The PSC offered a statement which identified the reason behind their protest as “to speak out against the ethnic cleansing of Palestinians,” and address how the event “appropriates Palestinian culture and perpetuates the erasure of Palestinians.”

Jason Taper, Plan II and government sophomore, volunteered at the block party and said he feels strongly about the Israeli cause, disagreeing with the demonstrators’ methods. 

“I respect that they are protesting, (but) a lot of the means of their protest I find misleading,” Taper said. “The posters I see and the chants I hear don’t reflect a pragmatic desire to fix conditions. I don’t see any possibilities of moving forward without both sides recognizing the other’s right to exist.”

Protesters held signs that read statements such as “Zionism is racism,” and “Why are you celebrating apartheid?” Taper said he believes the PSC’s definition of these concepts were incorrect.  

“(Zionism) is simply the desire for people who historically have been in a diaspora to have a homeland and be able to control their political future,” Taper said. “To equate that desire to racism is something I don’t understand.”
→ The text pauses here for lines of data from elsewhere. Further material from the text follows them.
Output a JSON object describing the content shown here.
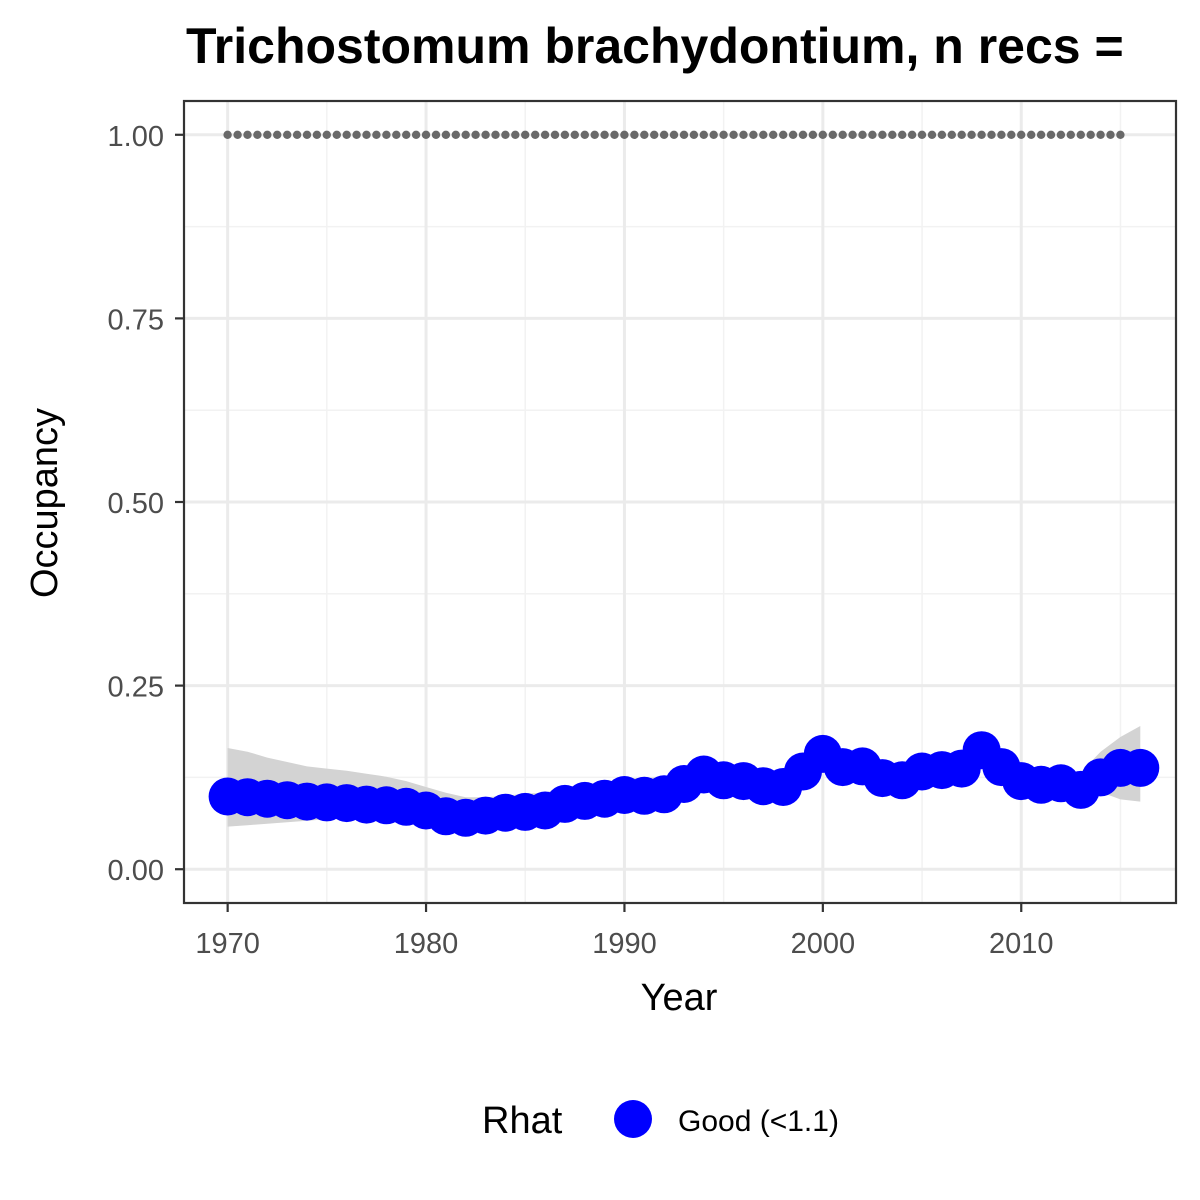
{
  "chart_data": {
    "type": "line",
    "title": "Trichostomum brachydontium, n recs =",
    "xlabel": "Year",
    "ylabel": "Occupancy",
    "xlim": [
      1967.8,
      2017.8
    ],
    "ylim": [
      -0.046,
      1.046
    ],
    "x_ticks": [
      1970,
      1980,
      1990,
      2000,
      2010
    ],
    "x_tick_labels": [
      "1970",
      "1980",
      "1990",
      "2000",
      "2010"
    ],
    "y_ticks": [
      0.0,
      0.25,
      0.5,
      0.75,
      1.0
    ],
    "y_tick_labels": [
      "0.00",
      "0.25",
      "0.50",
      "0.75",
      "1.00"
    ],
    "grid": true,
    "legend": {
      "title": "Rhat",
      "position": "bottom",
      "entries": [
        {
          "label": "Good (<1.1)",
          "color": "#0000ff"
        }
      ]
    },
    "series": [
      {
        "name": "Good (<1.1)",
        "color": "#0000ff",
        "x": [
          1970,
          1971,
          1972,
          1973,
          1974,
          1975,
          1976,
          1977,
          1978,
          1979,
          1980,
          1981,
          1982,
          1983,
          1984,
          1985,
          1986,
          1987,
          1988,
          1989,
          1990,
          1991,
          1992,
          1993,
          1994,
          1995,
          1996,
          1997,
          1998,
          1999,
          2000,
          2001,
          2002,
          2003,
          2004,
          2005,
          2006,
          2007,
          2008,
          2009,
          2010,
          2011,
          2012,
          2013,
          2014,
          2015,
          2016
        ],
        "y": [
          0.099,
          0.098,
          0.096,
          0.094,
          0.092,
          0.091,
          0.09,
          0.088,
          0.087,
          0.085,
          0.08,
          0.072,
          0.07,
          0.073,
          0.077,
          0.078,
          0.08,
          0.089,
          0.093,
          0.096,
          0.101,
          0.1,
          0.102,
          0.116,
          0.129,
          0.121,
          0.12,
          0.113,
          0.112,
          0.133,
          0.157,
          0.139,
          0.14,
          0.124,
          0.121,
          0.133,
          0.135,
          0.137,
          0.162,
          0.139,
          0.12,
          0.115,
          0.117,
          0.108,
          0.125,
          0.138,
          0.138
        ]
      }
    ],
    "ribbon": {
      "color": "#d3d3d3",
      "lower": [
        0.058,
        0.06,
        0.062,
        0.064,
        0.066,
        0.068,
        0.069,
        0.07,
        0.07,
        0.068,
        0.064,
        0.06,
        0.058,
        0.06,
        0.064,
        0.067,
        0.07,
        0.078,
        0.083,
        0.088,
        0.093,
        0.094,
        0.097,
        0.108,
        0.116,
        0.114,
        0.112,
        0.106,
        0.105,
        0.12,
        0.14,
        0.122,
        0.118,
        0.11,
        0.108,
        0.118,
        0.12,
        0.122,
        0.138,
        0.118,
        0.105,
        0.102,
        0.105,
        0.095,
        0.105,
        0.095,
        0.092
      ],
      "upper": [
        0.165,
        0.16,
        0.152,
        0.146,
        0.14,
        0.137,
        0.134,
        0.13,
        0.126,
        0.12,
        0.112,
        0.104,
        0.098,
        0.098,
        0.1,
        0.103,
        0.104,
        0.112,
        0.115,
        0.118,
        0.124,
        0.124,
        0.126,
        0.134,
        0.148,
        0.141,
        0.138,
        0.128,
        0.126,
        0.146,
        0.172,
        0.16,
        0.162,
        0.147,
        0.142,
        0.15,
        0.152,
        0.156,
        0.18,
        0.16,
        0.142,
        0.134,
        0.135,
        0.132,
        0.16,
        0.18,
        0.195
      ]
    },
    "reference_line": {
      "y": 1.0,
      "x_from": 1970,
      "x_to": 2015,
      "style": "dotted",
      "color": "#696969"
    }
  }
}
Juan Avila, a comparative literature graduate student who attended the protest, said he is against Zionism and the Israeli land settlement.

“If you’re supporting Zionism, you’re supporting racism and engaging in a racist ideology,” Avila said. “I’m against colonialism in all its forms, and I believe Israeli settlements constitute an act of colonialism.”

Avila discussed issues of the Palestinian-Israeli conflict with government junior Daniel Kane, who attended the protest in support of Israel and the block party. 

“People don’t believe in dialogue, and they’ve decided that if you’re a Zionist you must be a racist,” Kane said. “I’m not a racist but I am a Zionist. They said that’s impossible.”

Kane, whom was told by several PSC members that he was unwelcome, felt he was unable to discuss Israeli-Palestinian issues with the protesters. 

“If there’s not dialogue, I don’t know how we’re going to solve this problem,” Kane said.

Although talking about the conflict with others is important, Avila said there are problems that are not justifiable. 

“Certain ideas, like racism or the delegitimation of another human being’s right to live, are not up for discussion,” Avila said.

The PSC members declined to be interviewed for this story but held several discussions about the conflict with pro-Israeli and pro-Palestinian bystanders.